La palabras brotaron por entre los labios de la kalanesti. Era la misma historia que ya había contado a Beldargh, pero más completa: cómo había cruzado el océano Courrain Meridional con sus camaradas en busca de Dimernesti, y cómo había elegido hacer esta parte del viaje sola a causa de su dominio de la magia de la naturaleza. Explicó que no había visto ni rastro del dragón, pero sí el cementerio de barcos.

—Los barcos ya no navegan por esta aguas —repuso Nuqala con un dejo de melancolía en la voz—. Ya no comerciamos con la superficie. Estamos prisioneros aquí; pero somos luchadores. No nos rendimos. Nuestra gente caza, aunque algunos son a su vez cazados por Brynseldimer. Nos ocupamos de nuestras cosechas, y el dragón devora a algunos de nuestros labriegos. Pero no nos rendiremos al dragón. Creo que Brynseldimer no quiere matarnos a todos, porque entonces no tendría con qué jugar. Usamos la Corona de las Mareas para mantenerlo a raya, para impedir que destruya todas nuestras ciudades. ¿Y tú deseas la corona que es nuestra defensa? —Nuqala lanzó una carcajada entristecida y meneó la cabeza—. Tú, elfa de la superficie, quieres que nos rindamos. Nos condenarías, y ¿con qué propósito?

—No quiero condenaros sino salvaros y salvar a todo Krynn —replicó Feril. Había urgencia en la voz de la kalanesti—. La corona es antigua, una reliquia de la Era de los Sueños. Palin Majere cree...

—¿Majere? ¿Palin, el sobrino de Raistlin? —La elfa marina ladeó la cabeza—. Ése es un nombre que no he oído pronunciar durante décadas. ¿Palin Majere está vivo?

—Sí; nos envió aquí, a recuperar la corona. Cree que con la corona, y con otros objetos, puede impedir que Takhisis regrese y puede enfrentarse a los señores supremos.

—Tú deseas ayudar a tu gente contra los dragones de la superficie. Quieres que te entregue algo sagrado, para salvar a los habitantes de la superficie.

—No lo negaré —repuso ella—. Pero también quiero ayudaros. Por favor, creedme. No tenemos demasiado tiempo. Takhisis va a regresar. Y, si la Reina de la Oscuridad regresa a Krynn, tu gente tendrá cosas peores que un dragón marino de las que preocuparse.

Los otros elfos presentes en la estancia se pusieron a hablar entre ellos. Algunos discutían, otros conversaban acaloradamente con Nuqala en el idioma del que Feril sólo podía comprender algunos retazos.
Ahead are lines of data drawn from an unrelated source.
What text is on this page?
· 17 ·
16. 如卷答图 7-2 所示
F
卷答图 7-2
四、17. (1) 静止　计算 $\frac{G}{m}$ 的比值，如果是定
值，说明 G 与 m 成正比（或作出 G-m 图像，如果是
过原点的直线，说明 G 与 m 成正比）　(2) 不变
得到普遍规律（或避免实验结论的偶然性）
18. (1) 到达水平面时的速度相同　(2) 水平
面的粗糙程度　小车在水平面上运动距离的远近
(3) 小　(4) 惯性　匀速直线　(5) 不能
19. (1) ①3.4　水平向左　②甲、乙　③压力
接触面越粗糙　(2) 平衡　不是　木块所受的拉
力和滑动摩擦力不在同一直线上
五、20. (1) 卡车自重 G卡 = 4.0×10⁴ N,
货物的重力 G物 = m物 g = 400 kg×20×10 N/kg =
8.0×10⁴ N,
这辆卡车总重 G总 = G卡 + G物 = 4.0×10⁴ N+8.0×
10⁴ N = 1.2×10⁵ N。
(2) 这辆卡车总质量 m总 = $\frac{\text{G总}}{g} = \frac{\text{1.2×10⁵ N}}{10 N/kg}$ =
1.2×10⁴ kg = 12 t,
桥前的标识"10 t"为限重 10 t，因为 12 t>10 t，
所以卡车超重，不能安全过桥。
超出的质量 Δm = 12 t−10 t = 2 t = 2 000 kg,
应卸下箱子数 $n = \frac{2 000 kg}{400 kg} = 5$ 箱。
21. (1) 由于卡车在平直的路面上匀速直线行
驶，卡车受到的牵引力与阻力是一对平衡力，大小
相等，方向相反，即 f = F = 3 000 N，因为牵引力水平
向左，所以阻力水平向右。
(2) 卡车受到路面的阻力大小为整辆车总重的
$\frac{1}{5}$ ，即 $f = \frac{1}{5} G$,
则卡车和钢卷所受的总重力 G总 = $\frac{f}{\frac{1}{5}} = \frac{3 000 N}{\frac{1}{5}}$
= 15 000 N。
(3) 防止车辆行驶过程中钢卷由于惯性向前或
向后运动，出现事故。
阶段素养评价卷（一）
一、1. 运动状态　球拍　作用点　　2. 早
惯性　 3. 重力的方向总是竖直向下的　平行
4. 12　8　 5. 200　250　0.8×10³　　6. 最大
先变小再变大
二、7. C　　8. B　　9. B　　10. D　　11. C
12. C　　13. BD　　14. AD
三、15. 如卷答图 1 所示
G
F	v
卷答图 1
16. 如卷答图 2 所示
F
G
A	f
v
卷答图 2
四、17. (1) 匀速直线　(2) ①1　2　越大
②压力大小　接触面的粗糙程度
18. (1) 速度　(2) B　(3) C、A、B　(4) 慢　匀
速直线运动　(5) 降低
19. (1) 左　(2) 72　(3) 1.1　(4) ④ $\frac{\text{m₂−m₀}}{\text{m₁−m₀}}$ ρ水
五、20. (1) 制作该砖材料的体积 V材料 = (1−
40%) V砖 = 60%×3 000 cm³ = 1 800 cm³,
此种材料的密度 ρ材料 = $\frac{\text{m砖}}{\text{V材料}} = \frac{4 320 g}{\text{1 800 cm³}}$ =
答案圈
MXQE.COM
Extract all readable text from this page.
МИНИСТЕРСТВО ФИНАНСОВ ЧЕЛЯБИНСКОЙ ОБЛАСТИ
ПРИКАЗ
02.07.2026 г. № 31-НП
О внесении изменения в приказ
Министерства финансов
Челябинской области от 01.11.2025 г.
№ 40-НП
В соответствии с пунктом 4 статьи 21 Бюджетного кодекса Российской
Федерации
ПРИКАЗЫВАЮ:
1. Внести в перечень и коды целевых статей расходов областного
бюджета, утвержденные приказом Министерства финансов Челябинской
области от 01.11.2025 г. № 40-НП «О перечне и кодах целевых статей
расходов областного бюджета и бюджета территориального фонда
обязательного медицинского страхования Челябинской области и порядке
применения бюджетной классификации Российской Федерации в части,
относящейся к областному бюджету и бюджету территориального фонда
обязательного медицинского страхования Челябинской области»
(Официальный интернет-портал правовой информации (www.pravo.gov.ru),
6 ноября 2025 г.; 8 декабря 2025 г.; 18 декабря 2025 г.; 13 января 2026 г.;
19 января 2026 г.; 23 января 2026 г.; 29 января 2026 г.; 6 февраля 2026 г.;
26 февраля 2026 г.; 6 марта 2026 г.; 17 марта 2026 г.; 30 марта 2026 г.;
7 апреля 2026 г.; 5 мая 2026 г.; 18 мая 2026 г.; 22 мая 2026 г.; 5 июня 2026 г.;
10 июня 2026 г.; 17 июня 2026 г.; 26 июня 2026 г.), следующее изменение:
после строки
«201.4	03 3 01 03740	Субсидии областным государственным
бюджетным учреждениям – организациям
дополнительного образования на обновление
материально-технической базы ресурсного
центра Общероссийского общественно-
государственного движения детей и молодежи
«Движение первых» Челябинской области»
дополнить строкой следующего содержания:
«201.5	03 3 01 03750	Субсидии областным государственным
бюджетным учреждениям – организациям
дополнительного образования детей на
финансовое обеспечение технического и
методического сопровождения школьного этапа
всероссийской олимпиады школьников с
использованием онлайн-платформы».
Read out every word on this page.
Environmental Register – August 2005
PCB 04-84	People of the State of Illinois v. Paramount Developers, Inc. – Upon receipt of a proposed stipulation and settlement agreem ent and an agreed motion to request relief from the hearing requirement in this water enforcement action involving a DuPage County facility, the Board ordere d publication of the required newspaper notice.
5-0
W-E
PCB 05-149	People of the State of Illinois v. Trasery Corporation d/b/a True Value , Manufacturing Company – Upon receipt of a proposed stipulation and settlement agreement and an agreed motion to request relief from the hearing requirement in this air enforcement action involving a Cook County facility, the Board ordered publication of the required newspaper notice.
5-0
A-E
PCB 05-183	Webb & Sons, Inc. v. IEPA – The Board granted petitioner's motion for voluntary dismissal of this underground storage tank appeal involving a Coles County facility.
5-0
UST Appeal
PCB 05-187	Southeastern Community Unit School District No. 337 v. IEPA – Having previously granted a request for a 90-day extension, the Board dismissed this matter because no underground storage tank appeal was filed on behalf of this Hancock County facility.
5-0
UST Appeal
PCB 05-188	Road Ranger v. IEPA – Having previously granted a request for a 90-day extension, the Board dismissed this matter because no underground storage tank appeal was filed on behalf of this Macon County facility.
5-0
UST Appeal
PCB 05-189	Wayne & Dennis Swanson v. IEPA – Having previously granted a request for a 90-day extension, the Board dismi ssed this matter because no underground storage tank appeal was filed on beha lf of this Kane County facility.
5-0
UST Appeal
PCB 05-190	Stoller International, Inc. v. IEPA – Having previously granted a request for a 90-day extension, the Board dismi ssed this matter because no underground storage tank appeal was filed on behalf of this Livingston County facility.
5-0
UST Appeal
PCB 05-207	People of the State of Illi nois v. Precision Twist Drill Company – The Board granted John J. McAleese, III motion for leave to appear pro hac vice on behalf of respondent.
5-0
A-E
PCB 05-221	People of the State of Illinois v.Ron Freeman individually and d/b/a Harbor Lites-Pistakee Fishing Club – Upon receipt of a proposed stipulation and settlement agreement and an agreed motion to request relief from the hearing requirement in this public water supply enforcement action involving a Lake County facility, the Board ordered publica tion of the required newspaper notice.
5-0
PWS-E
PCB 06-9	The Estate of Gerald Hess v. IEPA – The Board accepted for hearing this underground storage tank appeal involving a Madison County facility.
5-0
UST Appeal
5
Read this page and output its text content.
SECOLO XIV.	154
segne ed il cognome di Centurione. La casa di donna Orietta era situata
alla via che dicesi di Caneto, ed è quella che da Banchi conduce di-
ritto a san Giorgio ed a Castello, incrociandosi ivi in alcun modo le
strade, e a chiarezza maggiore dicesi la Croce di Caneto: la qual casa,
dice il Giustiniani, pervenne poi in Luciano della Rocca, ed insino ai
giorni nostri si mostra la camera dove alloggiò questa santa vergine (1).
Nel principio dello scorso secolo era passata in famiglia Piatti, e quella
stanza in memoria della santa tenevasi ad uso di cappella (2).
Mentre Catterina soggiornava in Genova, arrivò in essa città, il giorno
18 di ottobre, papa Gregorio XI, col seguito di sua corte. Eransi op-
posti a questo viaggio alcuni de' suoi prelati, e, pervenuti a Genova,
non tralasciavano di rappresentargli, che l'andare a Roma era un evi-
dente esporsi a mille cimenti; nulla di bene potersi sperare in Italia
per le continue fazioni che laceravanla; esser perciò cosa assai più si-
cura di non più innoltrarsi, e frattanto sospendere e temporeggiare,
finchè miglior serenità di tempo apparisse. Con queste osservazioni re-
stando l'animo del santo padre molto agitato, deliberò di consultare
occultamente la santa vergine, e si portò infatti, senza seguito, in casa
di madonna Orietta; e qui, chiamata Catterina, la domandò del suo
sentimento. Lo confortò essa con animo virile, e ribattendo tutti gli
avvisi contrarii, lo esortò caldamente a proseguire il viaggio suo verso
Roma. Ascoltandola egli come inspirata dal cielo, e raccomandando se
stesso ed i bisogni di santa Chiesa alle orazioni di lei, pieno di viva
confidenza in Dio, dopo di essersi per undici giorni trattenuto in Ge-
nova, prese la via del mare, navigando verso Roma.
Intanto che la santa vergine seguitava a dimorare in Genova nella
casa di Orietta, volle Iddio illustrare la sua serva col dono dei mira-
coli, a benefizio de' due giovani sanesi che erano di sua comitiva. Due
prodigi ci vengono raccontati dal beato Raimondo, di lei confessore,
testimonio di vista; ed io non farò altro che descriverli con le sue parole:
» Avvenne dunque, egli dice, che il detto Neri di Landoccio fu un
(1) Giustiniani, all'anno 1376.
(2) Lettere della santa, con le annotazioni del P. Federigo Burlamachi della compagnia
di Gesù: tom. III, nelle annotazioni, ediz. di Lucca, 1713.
La elfa marina parecía absorber todas sus conversaciones.

—La corona es uno de nuestros tesoros más venerados —dijo por fin Nuqala, volviéndose otra vez hacia Feril—. Pertenece a los dimernestis. Es parte de nuestro patrimonio, está ligada a nuestras vidas.

—No habrá dimernestis si los dragones se salen con la suya y Takhisis regresa —afirmó la kalanesti.

—Meditaré sobre tus palabras, igual que meditaré sobre las de mi gente. Permanecerás como nuestra invitada durante este día. Por la mañana tendrás mi respuesta.